American Committee on Africa (ACOA)
New York, July 1957

PREAMBLE

FREEDOM in the Union of South Africa is in grave jeopardy. The South African Government has relentlessly over the past few years extended its policy of organized racism — apartheid. 156 leaders who have peacefully sought a just society for all, black and white, are now charged with treason and involved in court action. Laws have just been passed making it a crime for white and nonwhite to pray in the same church or to study in the same school. Outstanding intellectuals are under court charge for addressing a racially- mixed meeting.

Africans are being forced from homes they have occupied for many years so that whites can take over their land. The right to vote is being taken away from colored people in the same manner in which Africans were disenfranchised twenty-one years ago. The Bantu Education Act is being vigorously implemented to educate the African for a role no higher than that of servant in the white mans world.

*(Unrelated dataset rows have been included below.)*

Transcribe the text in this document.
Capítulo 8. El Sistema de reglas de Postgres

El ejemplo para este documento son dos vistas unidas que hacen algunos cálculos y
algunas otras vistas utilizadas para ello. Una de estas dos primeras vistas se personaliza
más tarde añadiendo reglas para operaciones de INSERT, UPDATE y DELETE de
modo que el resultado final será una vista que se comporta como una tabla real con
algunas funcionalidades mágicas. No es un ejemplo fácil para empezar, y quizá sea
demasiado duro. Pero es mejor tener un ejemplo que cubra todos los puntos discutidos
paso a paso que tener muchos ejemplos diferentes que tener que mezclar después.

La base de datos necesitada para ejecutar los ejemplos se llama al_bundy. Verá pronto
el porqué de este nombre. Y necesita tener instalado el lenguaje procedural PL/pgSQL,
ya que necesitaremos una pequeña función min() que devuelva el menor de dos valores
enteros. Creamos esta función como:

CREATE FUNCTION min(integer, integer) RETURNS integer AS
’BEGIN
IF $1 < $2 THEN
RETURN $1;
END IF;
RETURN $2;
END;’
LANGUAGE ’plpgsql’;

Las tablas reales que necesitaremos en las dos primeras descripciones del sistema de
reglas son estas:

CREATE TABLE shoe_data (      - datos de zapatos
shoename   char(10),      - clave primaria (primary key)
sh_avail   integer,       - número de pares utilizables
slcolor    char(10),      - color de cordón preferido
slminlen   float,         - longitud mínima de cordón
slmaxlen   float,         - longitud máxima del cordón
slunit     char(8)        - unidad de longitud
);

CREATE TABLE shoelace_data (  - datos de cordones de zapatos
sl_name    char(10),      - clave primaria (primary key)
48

People everywhere who care about freedom can no longer remain silent while justice and reason are being sacrificed by a Government still enjoying friendly relations with democratic nations of the world.

DECLARATION

WE and free peoples everywhere support the overwhelming majority of the South African people, non-white and white, in their struggle for equality. We support them in their dedication to liberty and their determination to achieve basic human rights for all as proclaimed in their "Freedom Charter":

"We the people of South Africa, declare for all our country and the world to know —

That South Africa belongs to all who live in it, black and white, and that no government can justly claim authority unless it is based on the will of all the people;

That our people have been robbed of their birthright to land, liberty and peace by a form of government founded on injustice and inequality; That our country will never be prosperous or free until all our people live in brotherhood, enjoying equal rights and opportunities; That only a democratic state, based on the will of all the people, can secure to all their birthright without distinction of colour, race, sex or belief;

And therefore, we, the people of South Africa, black and white together — equals, countrymen, and brothers — adopt this Freedom Charter. And we pledge ourselves to strive together, sparing nothing of our strength and courage, until democratic changes . . . have been won."

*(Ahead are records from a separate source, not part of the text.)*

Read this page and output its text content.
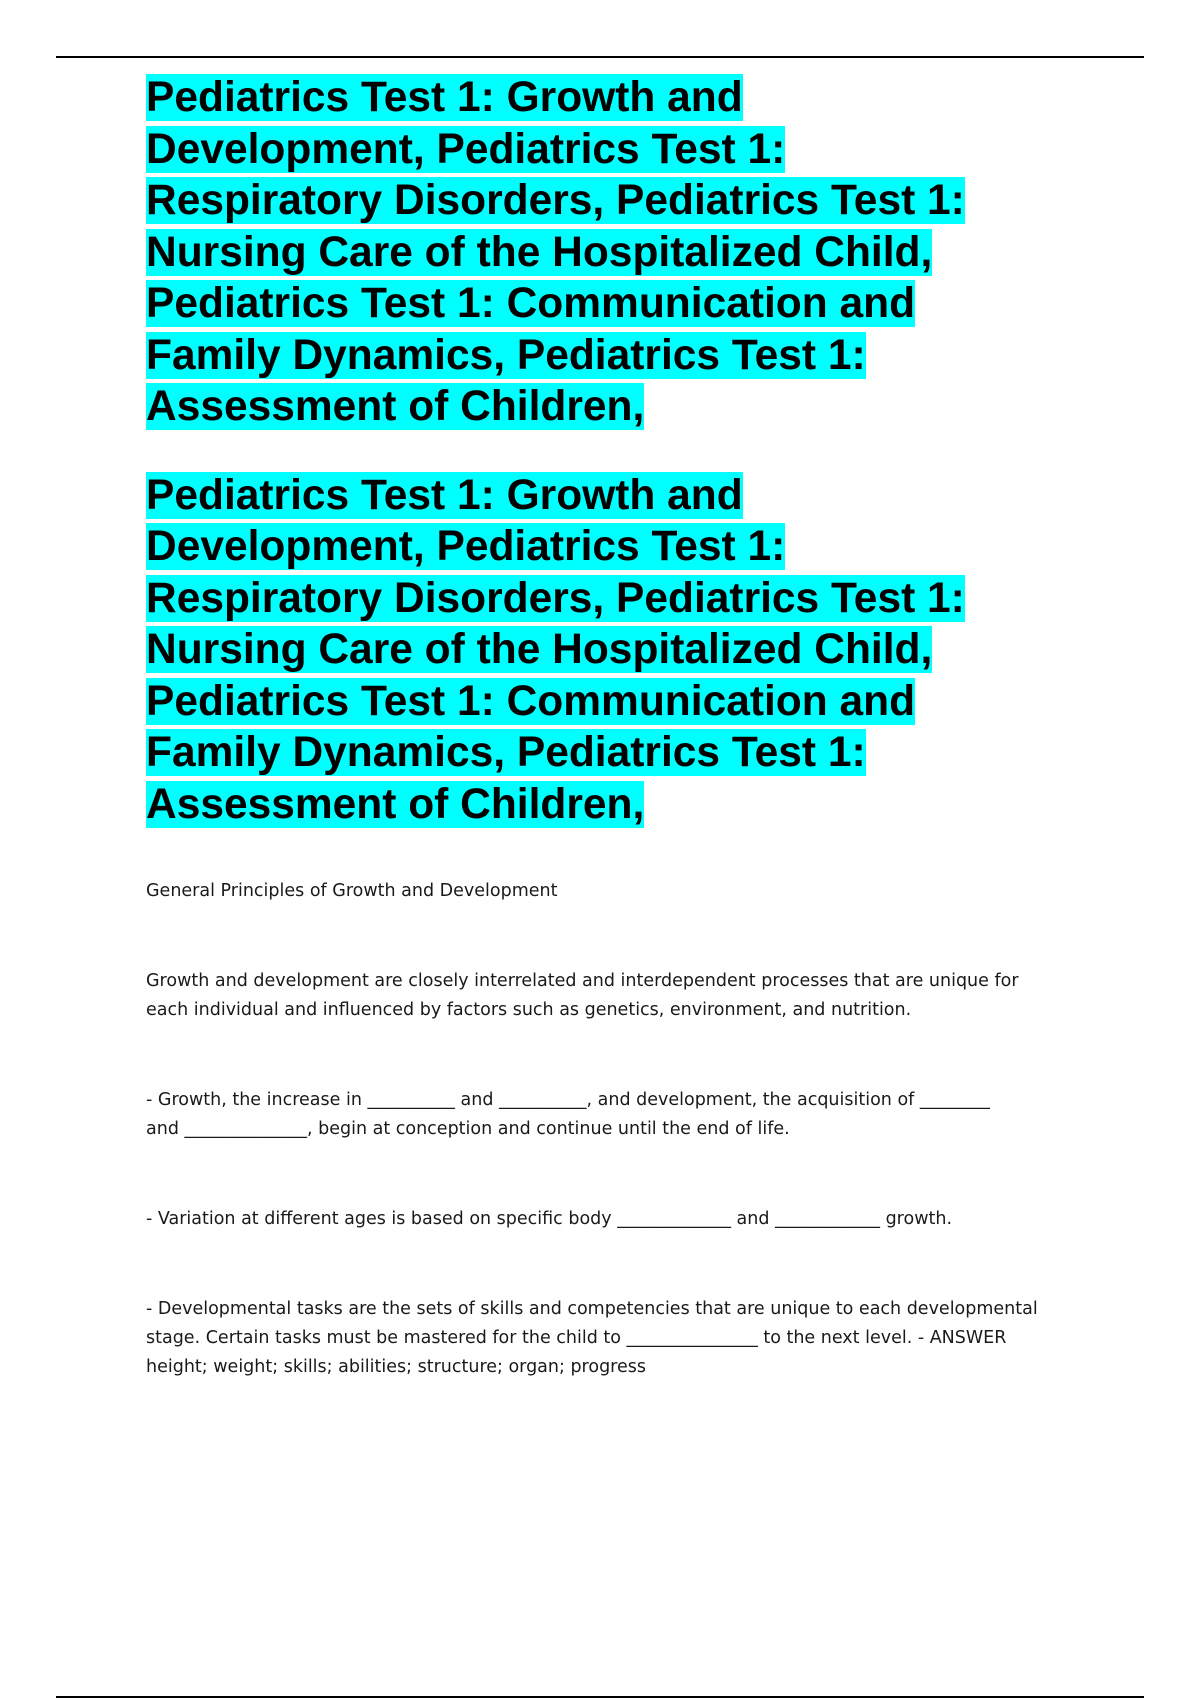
Pediatrics Test 1: Growth and
Development, Pediatrics Test 1:
Respiratory Disorders, Pediatrics Test 1:
Nursing Care of the Hospitalized Child,
Pediatrics Test 1: Communication and
Family Dynamics, Pediatrics Test 1:
Assessment of Children,
Pediatrics Test 1: Growth and
Development, Pediatrics Test 1:
Respiratory Disorders, Pediatrics Test 1:
Nursing Care of the Hospitalized Child,
Pediatrics Test 1: Communication and
Family Dynamics, Pediatrics Test 1:
Assessment of Children,

General Principles of Growth and Development

Growth and development are closely interrelated and interdependent processes that are unique for
each individual and influenced by factors such as genetics, environment, and nutrition.

- Growth, the increase in __________ and __________, and development, the acquisition of ________
and ______________, begin at conception and continue until the end of life.

- Variation at different ages is based on specific body _____________ and ____________ growth.

- Developmental tasks are the sets of skills and competencies that are unique to each developmental
stage. Certain tasks must be mastered for the child to _______________ to the next level. - ANSWER
height; weight; skills; abilities; structure; organ; progress
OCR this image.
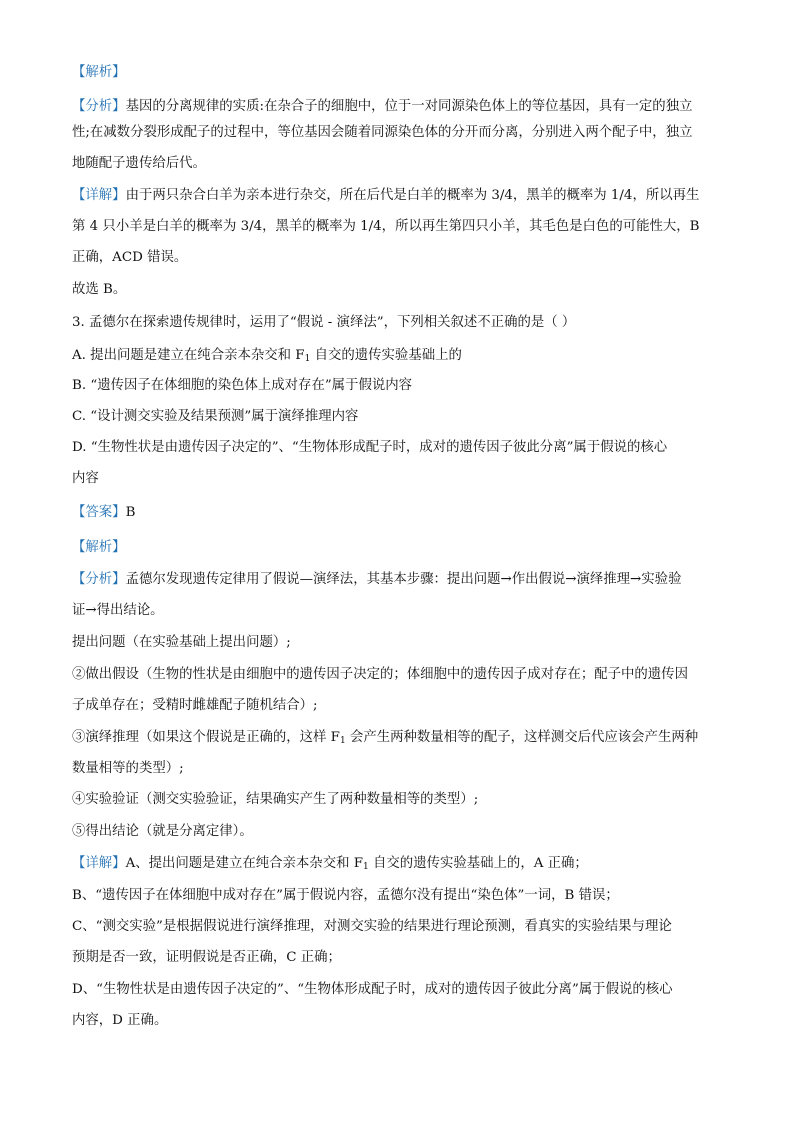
【解析】
【分析】基因的分离规律的实质:在杂合子的细胞中，位于一对同源染色体上的等位基因，具有一定的独立
性;在减数分裂形成配子的过程中，等位基因会随着同源染色体的分开而分离，分别进入两个配子中，独立
地随配子遗传给后代。
【详解】由于两只杂合白羊为亲本进行杂交，所在后代是白羊的概率为 3/4，黑羊的概率为 1/4，所以再生
第 4 只小羊是白羊的概率为 3/4，黑羊的概率为 1/4，所以再生第四只小羊，其毛色是白色的可能性大，B
正确，ACD 错误。
故选 B。
3. 孟德尔在探索遗传规律时，运用了“假说 - 演绎法”，下列相关叙述不正确的是（ ）
A. 提出问题是建立在纯合亲本杂交和 $F_1$ 自交的遗传实验基础上的
B. “遗传因子在体细胞的染色体上成对存在”属于假说内容
C. “设计测交实验及结果预测”属于演绎推理内容
D. “生物性状是由遗传因子决定的”、“生物体形成配子时，成对的遗传因子彼此分离”属于假说的核心
内容
【答案】B
【解析】
【分析】孟德尔发现遗传定律用了假说—演绎法，其基本步骤：提出问题→作出假说→演绎推理→实验验
证→得出结论。
提出问题（在实验基础上提出问题）;
②做出假设（生物的性状是由细胞中的遗传因子决定的；体细胞中的遗传因子成对存在；配子中的遗传因
子成单存在；受精时雌雄配子随机结合）;
③演绎推理（如果这个假说是正确的，这样 $F_1$ 会产生两种数量相等的配子，这样测交后代应该会产生两种
数量相等的类型）;
④实验验证（测交实验验证，结果确实产生了两种数量相等的类型）;
⑤得出结论（就是分离定律）。
【详解】A、提出问题是建立在纯合亲本杂交和 $F_1$ 自交的遗传实验基础上的，A 正确；
B、“遗传因子在体细胞中成对存在”属于假说内容，孟德尔没有提出“染色体”一词，B 错误；
C、“测交实验”是根据假说进行演绎推理，对测交实验的结果进行理论预测，看真实的实验结果与理论
预期是否一致，证明假说是否正确，C 正确；
D、“生物性状是由遗传因子决定的”、“生物体形成配子时，成对的遗传因子彼此分离”属于假说的核心
内容，D 正确。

We call on all who are devoted to the principles embodied in the Declaration of Human Rights to join with us in supporting this Declaration of Conscience and in proclaiming December 10, 1957, Human Rights Day, as a Day of Protest against the organized inhumanity of the South African Government and its apartheid policies.

We call upon free men and women throughout the world to appeal on this day to the Government of the Union of South Africa to observe its moral and legal obligations as a signatory to the United Nations Charter.

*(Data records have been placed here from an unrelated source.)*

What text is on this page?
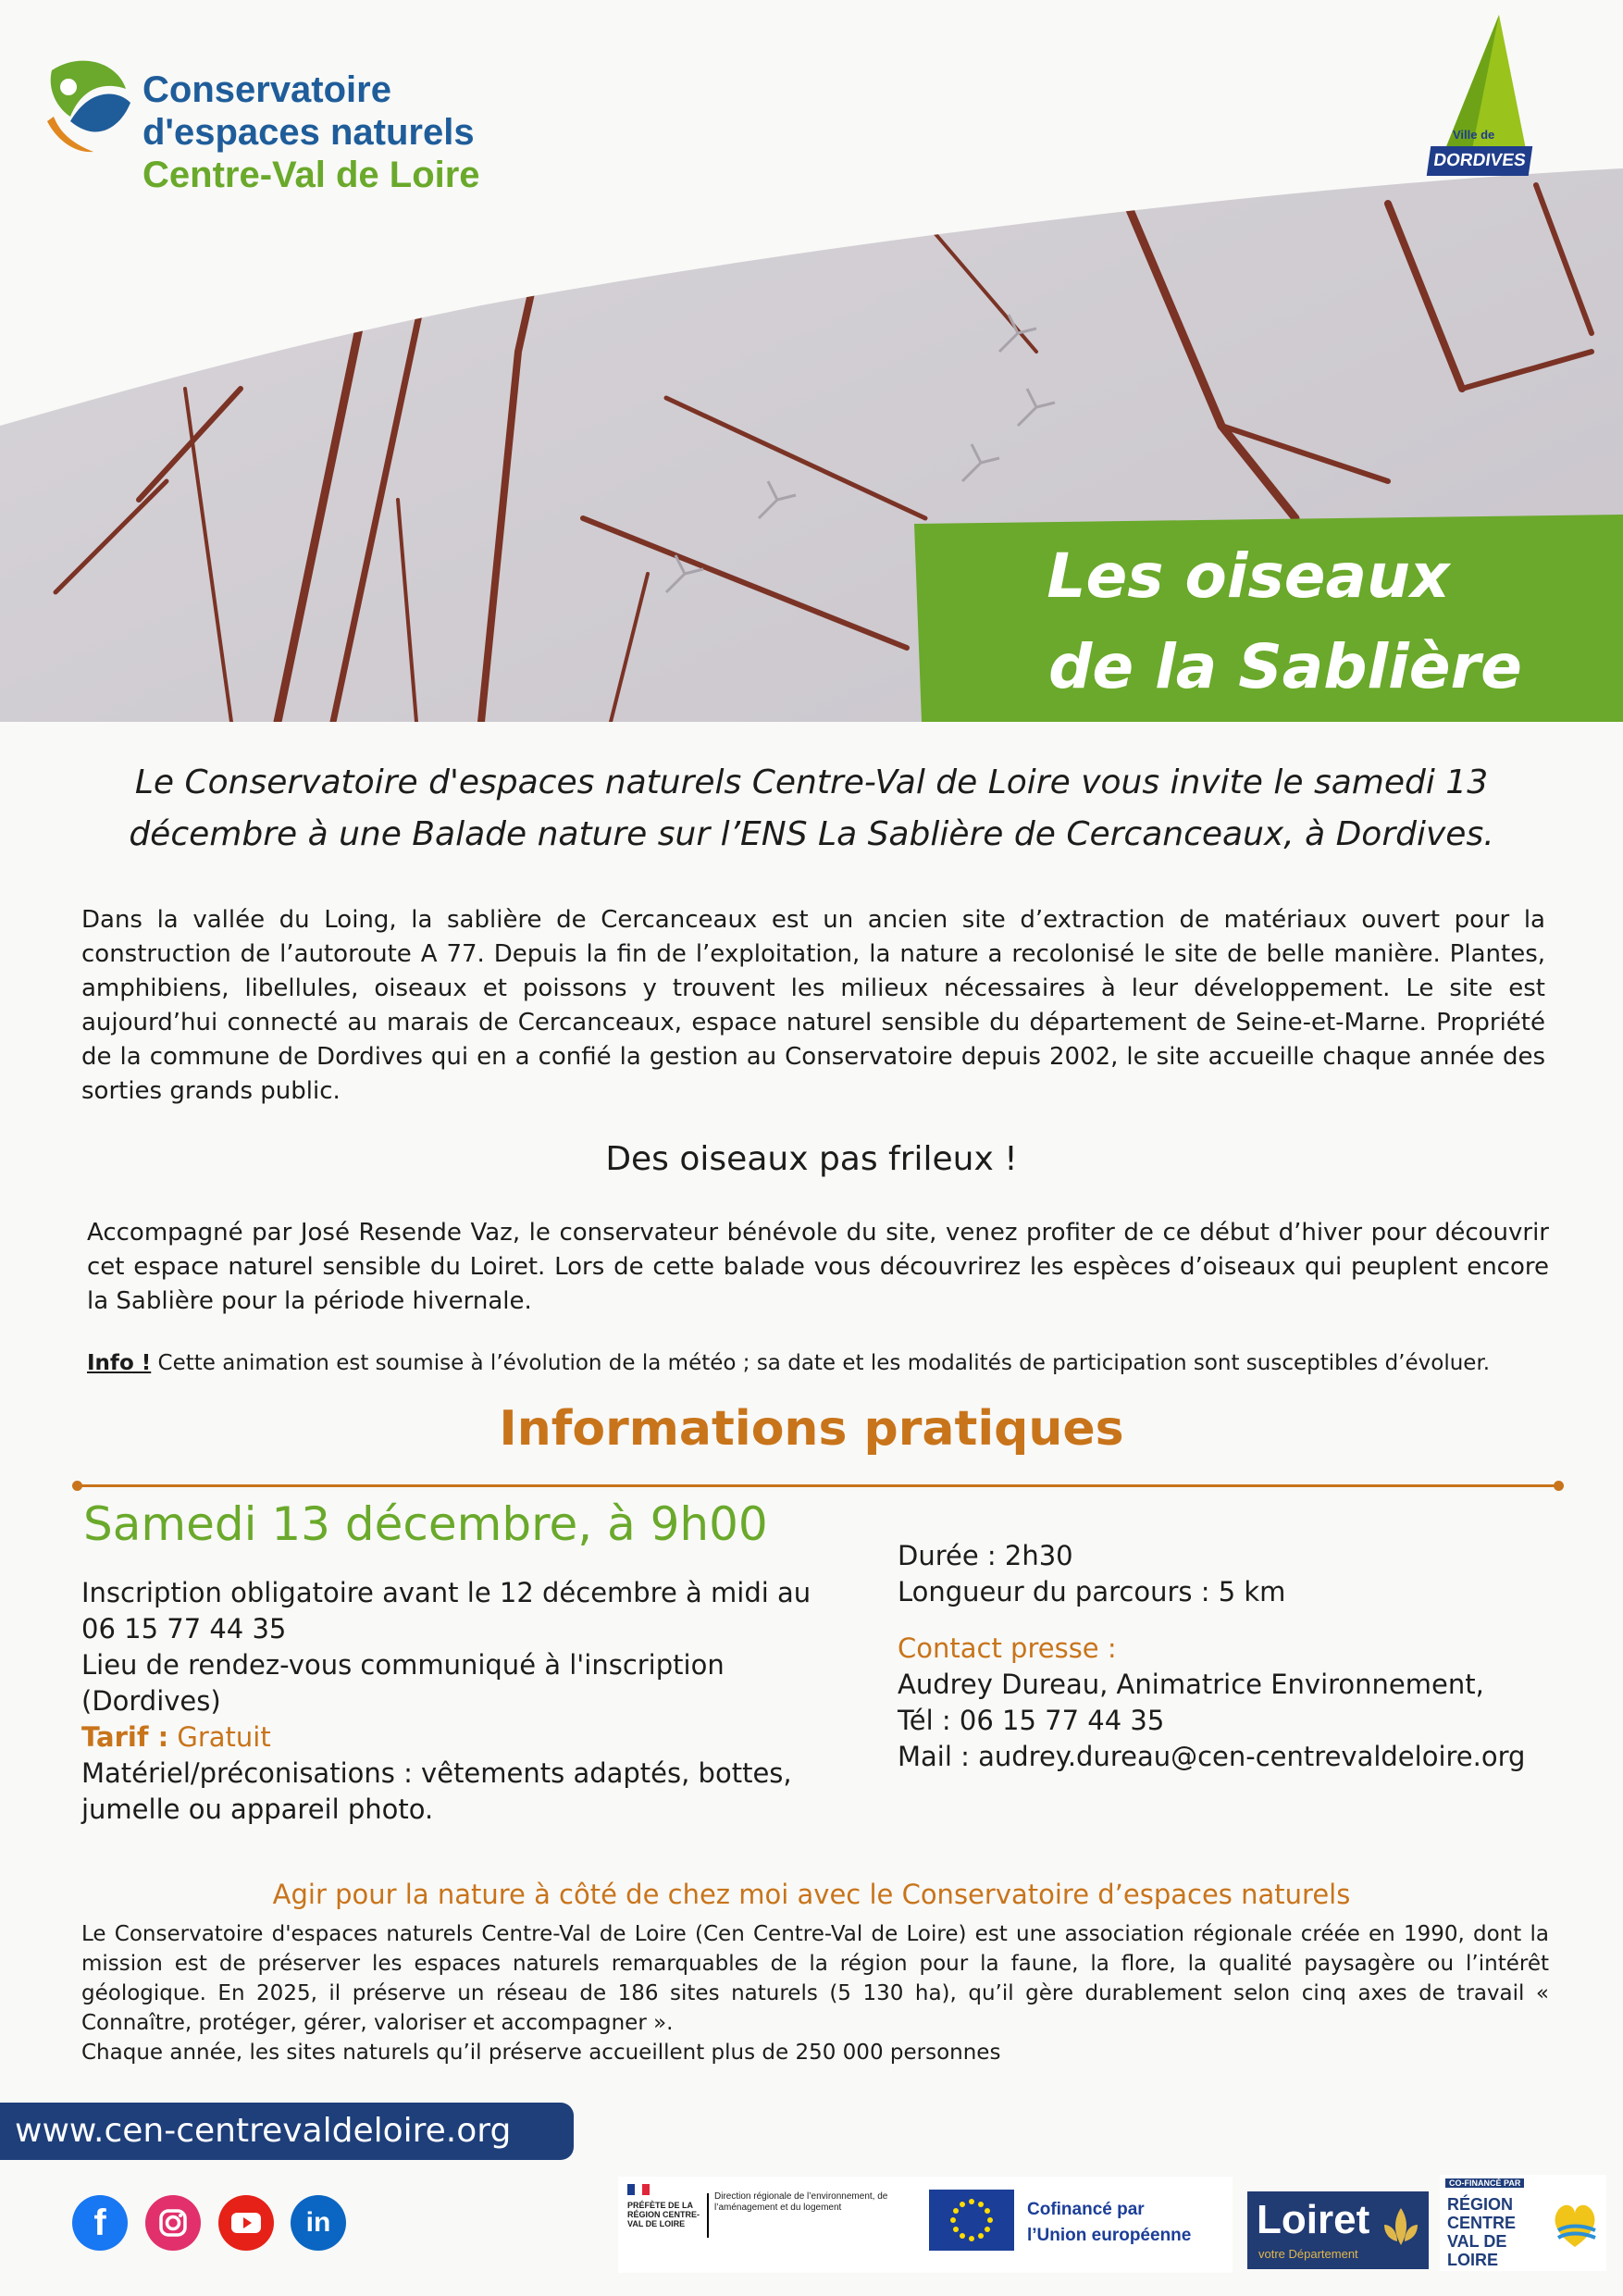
Conservatoire
d'espaces naturels
Centre-Val de Loire
Ville de
DORDIVES
Les oiseaux
de la Sablière
Le Conservatoire d'espaces naturels Centre-Val de Loire vous invite le samedi 13 décembre à une Balade nature sur l’ENS La Sablière de Cercanceaux, à Dordives.
Dans la vallée du Loing, la sablière de Cercanceaux est un ancien site d’extraction de matériaux ouvert pour la construction de l’autoroute A 77. Depuis la fin de l’exploitation, la nature a recolonisé le site de belle manière. Plantes, amphibiens, libellules, oiseaux et poissons y trouvent les milieux nécessaires à leur développement. Le site est aujourd’hui connecté au marais de Cercanceaux, espace naturel sensible du département de Seine-et-Marne. Propriété de la commune de Dordives qui en a confié la gestion au Conservatoire depuis 2002, le site accueille chaque année des sorties grands public.
Des oiseaux pas frileux !
Accompagné par José Resende Vaz, le conservateur bénévole du site, venez profiter de ce début d’hiver pour découvrir cet espace naturel sensible du Loiret. Lors de cette balade vous découvrirez les espèces d’oiseaux qui peuplent encore la Sablière pour la période hivernale.
Info ! Cette animation est soumise à l’évolution de la météo ; sa date et les modalités de participation sont susceptibles d’évoluer.
Informations pratiques
Samedi 13 décembre, à 9h00
Inscription obligatoire avant le 12 décembre à midi au 06 15 77 44 35
Lieu de rendez-vous communiqué à l'inscription (Dordives)
Tarif : Gratuit
Matériel/préconisations : vêtements adaptés, bottes, jumelle ou appareil photo.
Durée : 2h30
Longueur du parcours : 5 km
Contact presse :
Audrey Dureau, Animatrice Environnement,
Tél : 06 15 77 44 35
Mail : audrey.dureau@cen-centrevaldeloire.org
Agir pour la nature à côté de chez moi avec le Conservatoire d’espaces naturels
Le Conservatoire d'espaces naturels Centre-Val de Loire (Cen Centre-Val de Loire) est une association régionale créée en 1990, dont la mission est de préserver les espaces naturels remarquables de la région pour la faune, la flore, la qualité paysagère ou l’intérêt géologique. En 2025, il préserve un réseau de 186 sites naturels (5 130 ha), qu’il gère durablement selon cinq axes de travail « Connaître, protéger, gérer, valoriser et accompagner ».
Chaque année, les sites naturels qu’il préserve accueillent plus de 250 000 personnes
www.cen-centrevaldeloire.org
f	in
PRÉFÈTE DE LA RÉGION CENTRE-VAL DE LOIRE
Direction régionale de l’environnement, de l’aménagement et du logement	Cofinancé par
l’Union européenne Loiret
votre Département
CO-FINANCÉ PAR
RÉGION CENTRE VAL DE LOIRE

We call upon men and women everywhere to concentrate their moral and spiritual forces in a universal effort — through prayer, public meetings, and all other peaceful means — on December 10, 1957.

We call upon all members of free associations including churches, trade unions, fraternal societies, business, professional, veterans, and other groups to petition their governments and their organizations to mobilize their influence in bringing about a peaceful, democratic and just solution in South Africa.

We seek to demonstrate to the Government of South Africa that free men will not tolerate the suppression of freedom. We seek to persuade the South African Government, before it reaches the point of no return, that only in democratic equality is there peace and security.